Evidence for a primary islet autoantigen (preproinsulin 1) for insulitis and diabetes in the nonobese diabetic mouse

Abstract

It has been reported that an insulin 2 gene knockout, when bred onto nonobese diabetic (NOD) mice, accelerates diabetes. We produced insulin 1 gene knockout congenic NOD mice. In contrast to insulin 2, diabetes and insulitis were markedly reduced in insulin 1 knockout mice, with decreased and delayed diabetes in heterozygous females and no insulitis and diabetes in most homozygous female mice. Lack of insulitis was found for insulin 1 female homozygous knockout mice at 8, 12, and 37 weeks of age. Despite a lack of insulitis, insulin 1 homozygous knockout mice spontaneously expressed insulin autoantibodies. Administration of insulin peptide B:9-23 of both insulin 1 and 2 to NOD mice induced insulin autoantibodies. Insulin 1 is not the only lymphocytic target of NOD mice. Insulin 1 homozygous knockout islets, when transplanted into recently diabetic wild-type NOD mice, became infiltrated with lymphocytes and only transiently reversed diabetes. These observations indicate that loss of either insulin gene can influence progression to diabetes of NOD mice and suggest that the preproinsulin 1 gene is crucial for the spontaneous development of NOD insulitis and diabetes.

Fig. 1.

Glucose levels and Sialitis of insulin 1 -/- knockout mice. (A) Glucose levels of insulin 1 homozygous knockout female mice (-/-, ▪, n = 7) and wild-type littermates (+/+, •, n = 7) plotted from 8 to 30 weeks of age before diabetes onset. (B) Lymphocyte infiltration in salivary glands was present in insulin 1 -/- mice despite absence of insulitis for this 45-week-old mouse.

Fig. 2.

Life table analysis of insulin knockout (KO) mice. Filled squares (▪) indicate insulin homozygous KO (-/-), filled triangles (▴) indicate heterozygous KO (+/-), and filled circles (•) indicate wild-type insulin genes (+/+). (Upper) Progression to diabetes in insulin 2 KO mice is shown (A: female mice -/-, n = 13; +/-, n = 43; +/+, n = 19; B: male mice -/-, n = 13; +/-, n = 25; +/+, n = 24). (Lower) Progression to diabetes in insulin 1 KO mice is shown (C: female mice, -/-, n = 18; +/-, n = 37; +/+, n = 17; D: male mice -/-, n = 19; +/-, n = 51; +/+, n = 30). Statistical analysis was performed with prism logrank software.
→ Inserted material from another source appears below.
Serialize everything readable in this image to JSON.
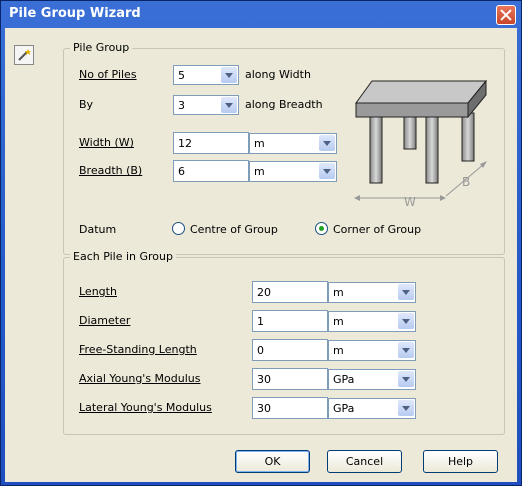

The three curves are dramatically different for female insulin 2 (A, P < 0.0001) and insulin 1 KO (D, P < 0.001). For male mice, insulin 1 KO mice differ significantly in progression to diabetes (C, P < 0.01).

Fig. 3.

Severe insulitis in insulin 2 knockout mice and lack of insulitis in insulin 1 knockout (KO) mice. Immunohistochemical staining (anti-insulin, anti-glucagon) of pancreatic islets from insulin KO mice was performed. As early as at 10 weeks of age, beta cells are destroyed in insulin 2 KO mice with extensive insulitis (A and D). In contrast, insulin-containing beta cells remain without insulitis for older insulin 1 +/- male (age = 48 weeks) (B and E) and insulin 1 -/- female mice (age = 37 weeks) (C and F).

Fig. 4.

Peak IAA of different genotypes (-/-, +/-, +/+) of insulin knockout mice. Peak IAA index between 8 and 32 weeks of age is plotted. Statistical analysis was performed with Mann-Whitney U test. Heterozygous and homozygous knockouts versus wild type are significantly different for insulin 2 female (P < 0.05) and male (P < 0.01) mice but not for insulin 1 female and male mice.

Fig. 5.

Restoration of normoglycemia by the transplantation of insulin 1 -/- islets but not by insulin 1 +/- islets. (A and B) Blood glucose levels of transplanted mice with insulin 1 -/- islets graft (A) or with insulin 1 +/- islets graft (B). Insulin 1 -/- islet transplant (C and D) and the native recipient pancreas (E and F) were stained for insulin (C and E) or glucagon (D and F) at the time of diabetes recurrence. The recipient mouse pancreas was devoid of islets with insulin-containing cells, with glucagon cells remaining, whereas the transplanted -/- islets had abundant insulin-containing cells.